In this study, we found several advantages of U-net for breast and FGT segmentation. First, the results of U-net were very close to ground truth in both the training and testing datasets. Second, it was found that U-net can identify several imaging problems, such as incomplete fat suppression and susceptibility artifact, and avoid the inclusion of these areas as FGT. In the past, when using different semiautomatic and automatic segmentation methods, these problems were very troublesome and in most cases required a post-processing manual correction. This made the segmentation procedure time consuming. Third, in a detailed slice-by-slice comparison of the ground truth and U-net results with the original images, we noted that in some cases, U-net outperformed the ground truth (Fig. 4). This finding raises the issue of whether basing the ground truth on operator-defined results is accurate. Therefore, artificial intelligence (AI) approaches may have tremendous potential for future application in the field of MR breast density quantification.
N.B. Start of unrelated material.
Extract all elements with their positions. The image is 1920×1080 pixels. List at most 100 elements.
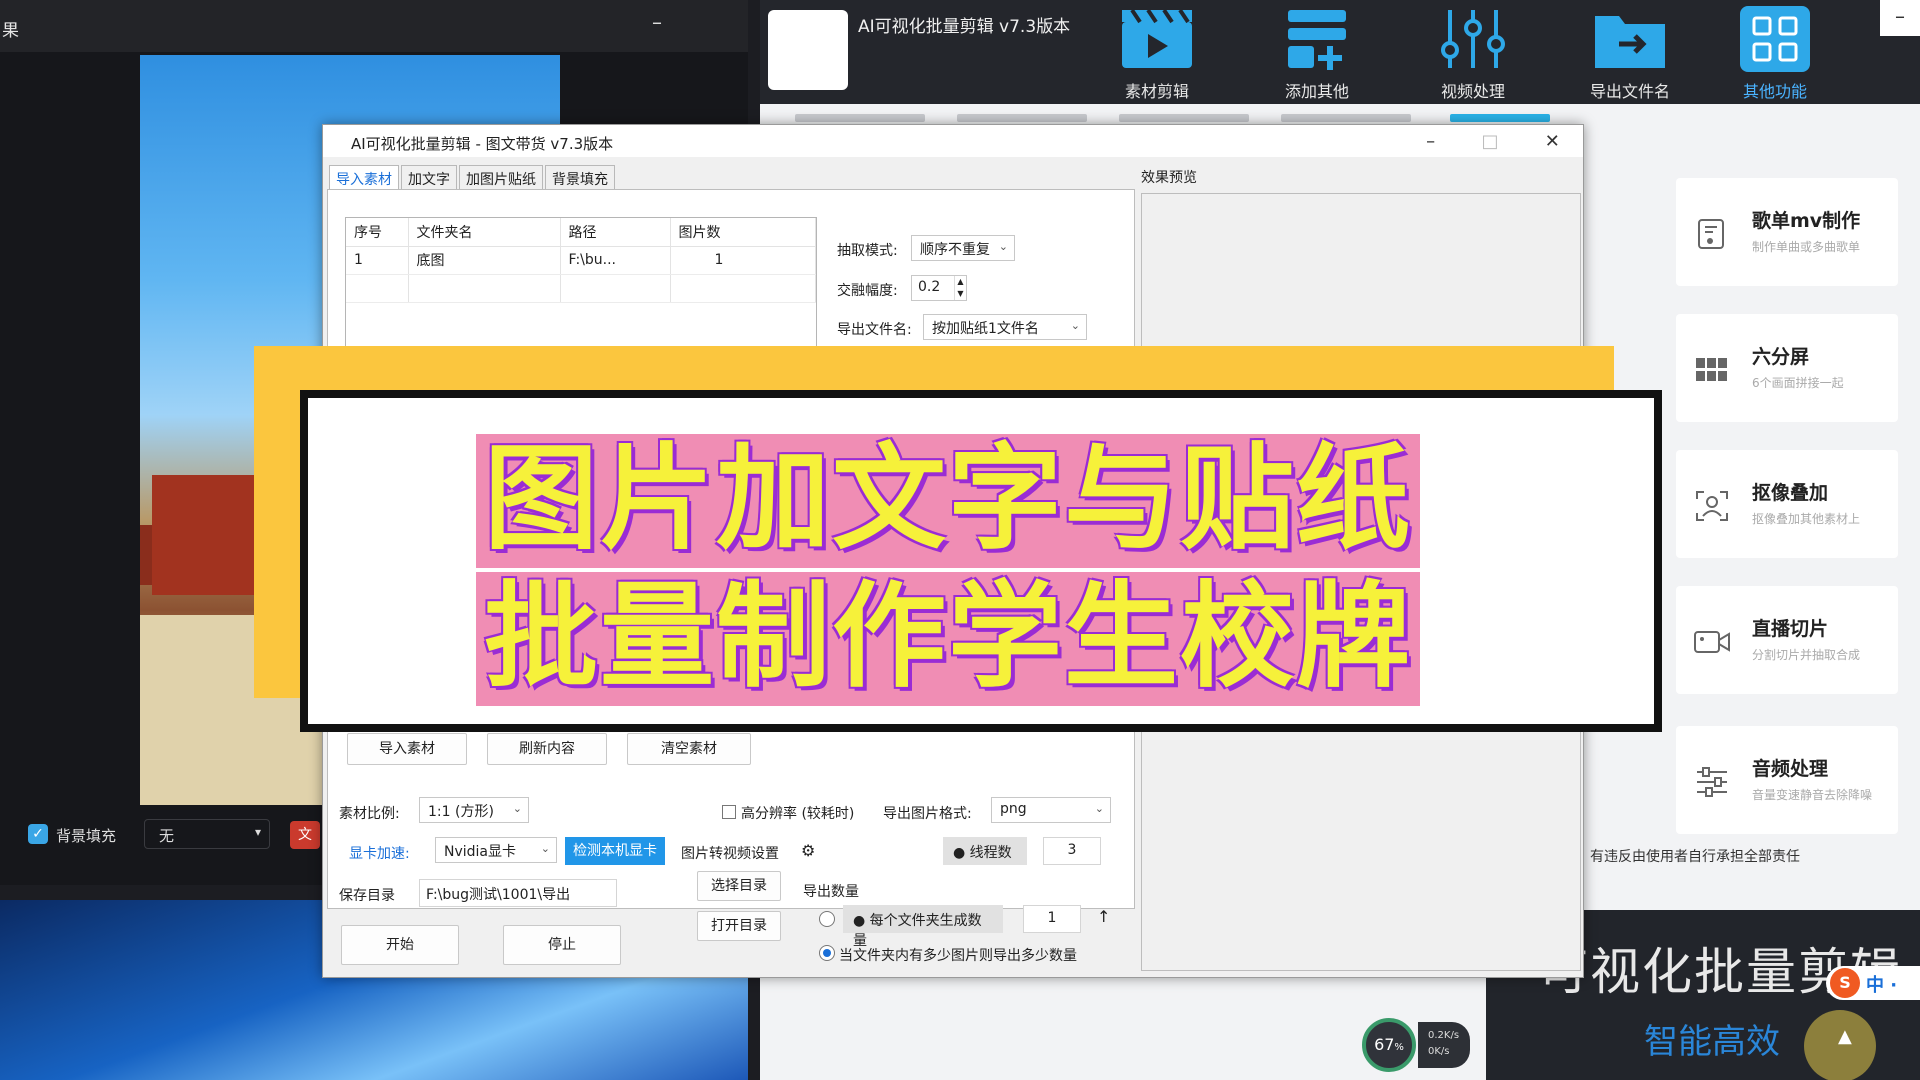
per-folder-label: ● 每个文件夹生成数量 <box>843 905 1003 949</box>
card-live-clip[interactable]: 直播切片 分割切片并抽取合成 <box>1676 586 1898 694</box>
format-select[interactable]: png ⌄ <box>991 797 1111 823</box>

There were some limitations in this study. First, only two datasets, each acquired using a consistent breast MRI DCE sequence, were analyzed. The trained model may not be applicable to images acquired using a different MRI system or with a different imaging protocol. However, as demonstrated here, for future application in other datasets, the model developed in this study can be used as the basis for TL to develop a specific model for each dataset. Another limitation was the implementation of U-net based on 2D slices. To fully utilize the morphological information, 3D convolution should be employed. However, the 3D analysis will need many more trainable parameters which require more training cases.

Conclusion

In summary, this study applied U-net to segment breast and FGT on fat-sat T1W MRI, which is a more popular imaging sequence used for diagnosis of breast cancer than the non-fat-sat sequence. The results showed that U-net could provide a fully automatic method and achieve a high DSC for breast and FGT. Furthermore, segmentation performance can be improved by applying TL which we used on a previously developed model for non-fat-sat images. The results showed that the greatest benefit of TL was to improve training efficiency and reach a satisfactory performance even with small training datasets. This can be very helpful in future clinical implementation when re-training is needed for a different dataset, e.g., acquired by a different protocol or a different MR system. The capability to measure quantitative breast volume and FGT volume on fat-sat MRI can provide a great tool for exploring the clinical application of quantitative breast density in cancer risk prediction and therapy response evaluation.